Modern safety networks, such as PROFIsafe and CIP Safety, allow decentralized devices — scanners, relays, emergency buttons — to communicate over Ethernet. This reduces wiring, simplifies diagnostics, and supports reconfiguration without major rewiring. It’s the backbone of scalable automation, similar to the approach used in Edge AI in the Factory deployments where distributed intelligence enables faster decision-making.

Validation and Documentation at Scale

Each safety zone, curtain, and sensor must be validated under ISO/TS 15066. When scaling, maintain a single “master safety file” that records all validation results and risk assessments per module. This avoids duplicated paperwork and ensures consistent compliance.

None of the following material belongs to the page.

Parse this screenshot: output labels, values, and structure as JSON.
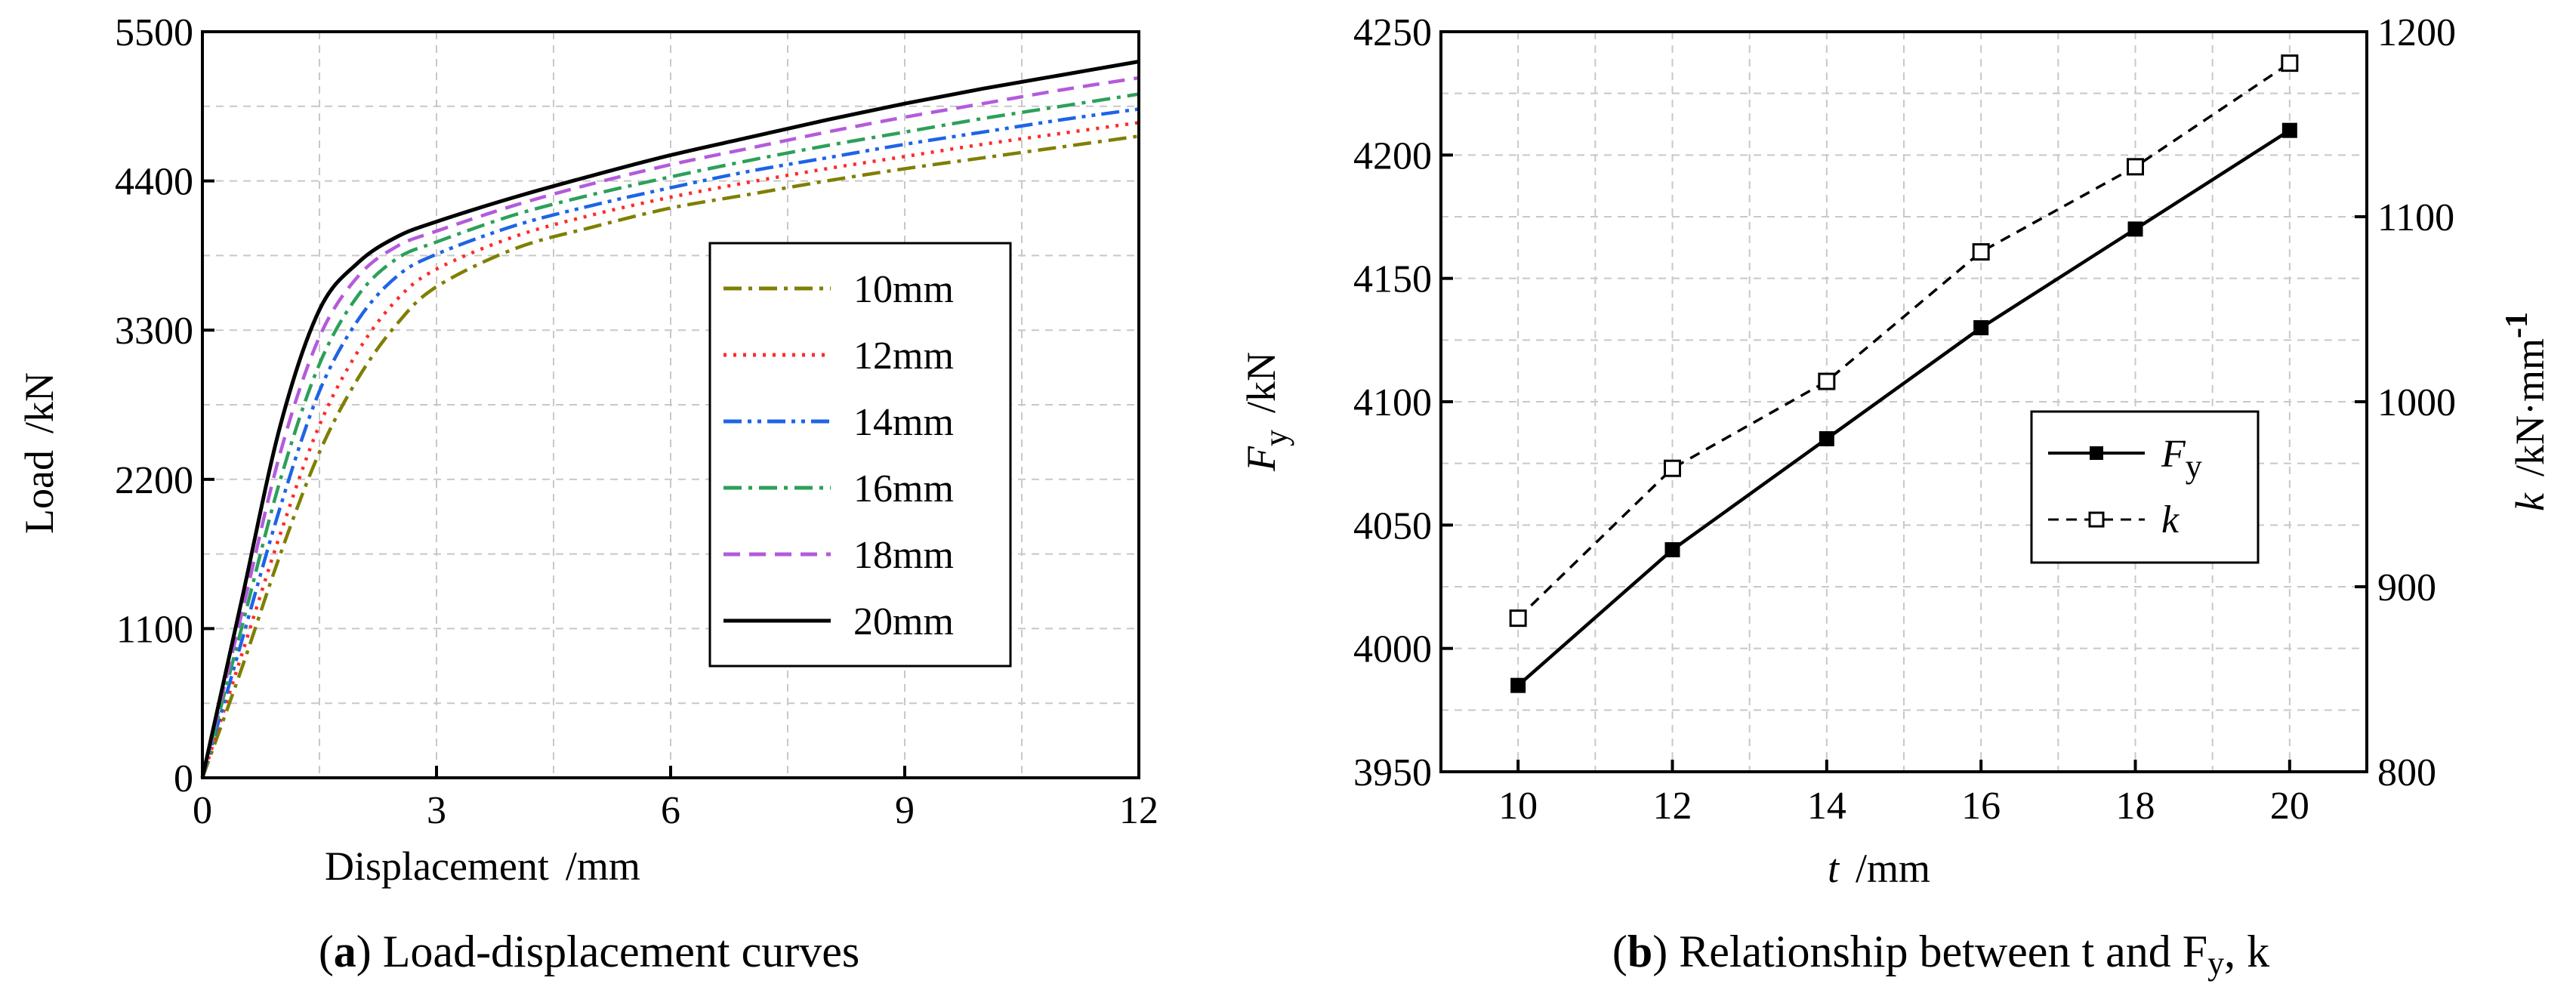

For help understanding ISO/TS 15066 in practice, see ISO/TS 15066 in Plain English: Force Limits, Tooling, and Real-World Examples.

AI and Smart Monitoring for Safety

Emerging systems use AI-based analytics to track cobot motion, detect blind spots, and predict sensor degradation. When deployed responsibly, these tools enhance uptime and support preventive safety maintenance — a crucial advantage for multi-cell production lines. Similar logic applies in Predictive Maintenance 2025, where sensor health monitoring reduces downtime and optimizes cycle performance.

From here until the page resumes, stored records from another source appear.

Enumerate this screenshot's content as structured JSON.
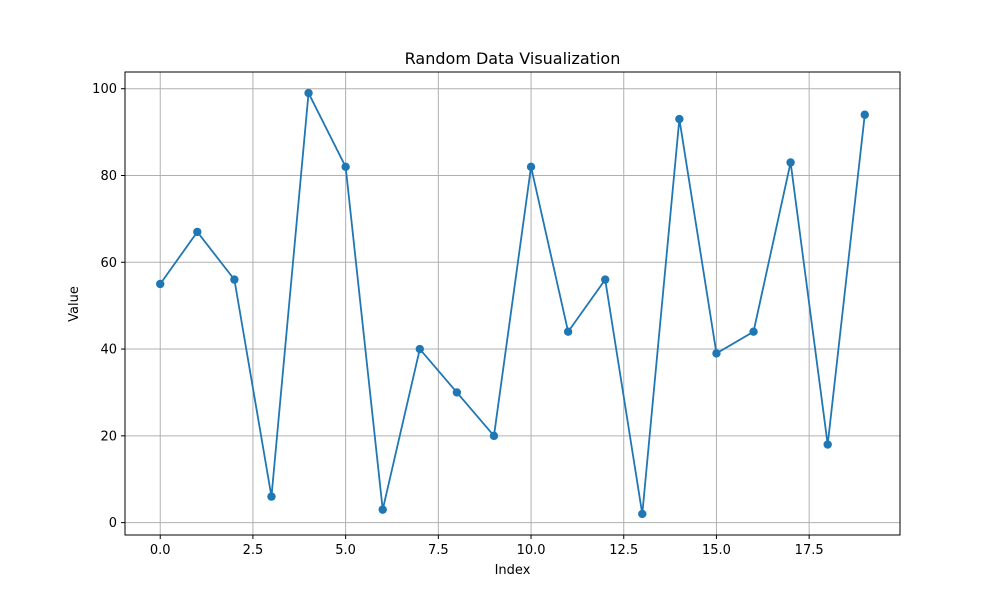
{
  "chart_data": {
    "type": "line",
    "title": "Random Data Visualization",
    "xlabel": "Index",
    "ylabel": "Value",
    "xlim": [
      -0.95,
      19.95
    ],
    "ylim": [
      -2.85,
      103.85
    ],
    "xticks": [
      0.0,
      2.5,
      5.0,
      7.5,
      10.0,
      12.5,
      15.0,
      17.5
    ],
    "xtick_labels": [
      "0.0",
      "2.5",
      "5.0",
      "7.5",
      "10.0",
      "12.5",
      "15.0",
      "17.5"
    ],
    "yticks": [
      0,
      20,
      40,
      60,
      80,
      100
    ],
    "ytick_labels": [
      "0",
      "20",
      "40",
      "60",
      "80",
      "100"
    ],
    "grid": true,
    "series": [
      {
        "color": "#1f77b4",
        "marker": "circle",
        "x": [
          0,
          1,
          2,
          3,
          4,
          5,
          6,
          7,
          8,
          9,
          10,
          11,
          12,
          13,
          14,
          15,
          16,
          17,
          18,
          19
        ],
        "y": [
          55,
          67,
          56,
          6,
          99,
          82,
          3,
          40,
          30,
          20,
          82,
          44,
          56,
          2,
          93,
          39,
          44,
          83,
          18,
          94
        ]
      }
    ]
  }
}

Scalability Example: Multi-Cobot Palletizing Line

In one food packaging plant, each cobot cell used identical fencing and scanner configurations. When production doubled, engineers duplicated the setup in days instead of weeks. Shared safety controllers synchronized stop signals across all cells, ensuring consistent compliance without new validation costs.

Best Practices for Building Scalable Safety

• Standardize components — sensors, controllers, and panel sizes.
• Document all validation procedures once and reuse templates.
• Use flexible communication protocols (PROFIsafe, CIP Safety, FSoE).
• Test interlocks and emergency stops before expansion.
• Plan physical layout with future cells in mind (extra space, power, cabling).

Related Articles

• Cobot Safety in 2025: A Practical Playbook for Fast, Compliant Deployments
• From Risk Assessment to Run Time: How to Make Collaborative Robots Truly Safe
• 10 Cobot Safety Mistakes SMEs Still Make — And How to Fix Them
• ISO/TS 15066 in Plain English: Force Limits, Tooling, and Real-World Examples
• OPC UA over TSN Explained: Determinism Without Vendor Lock-In
• Edge AI in the Factory: How Smart Devices Bring AI Closer to Production
• OEE Analytics and Performance: How to Measure and Improve Production Efficiency

Quick Q&A

Q: Can cobots operate safely without fences?
A: Yes, if validated under Power and Force Limiting or SSM modes. However, fencing often simplifies compliance and increases speed.

Q: What’s the advantage of modular fencing?
A: It can be reused or reconfigured for new projects, saving both cost and validation time.

Q: How do I synchronize safety across multiple cobots?
A: Use a networked safety controller so all cells share stop signals and diagnostics in real time.

Conclusion

Scalable cobot safety starts with modular design. By using standardized fencing, configurable scanners, and connected safety controllers, you can grow automation capacity without reengineering each cell. It’s the foundation for efficient, compliant, and future-ready collaborative manufacturing.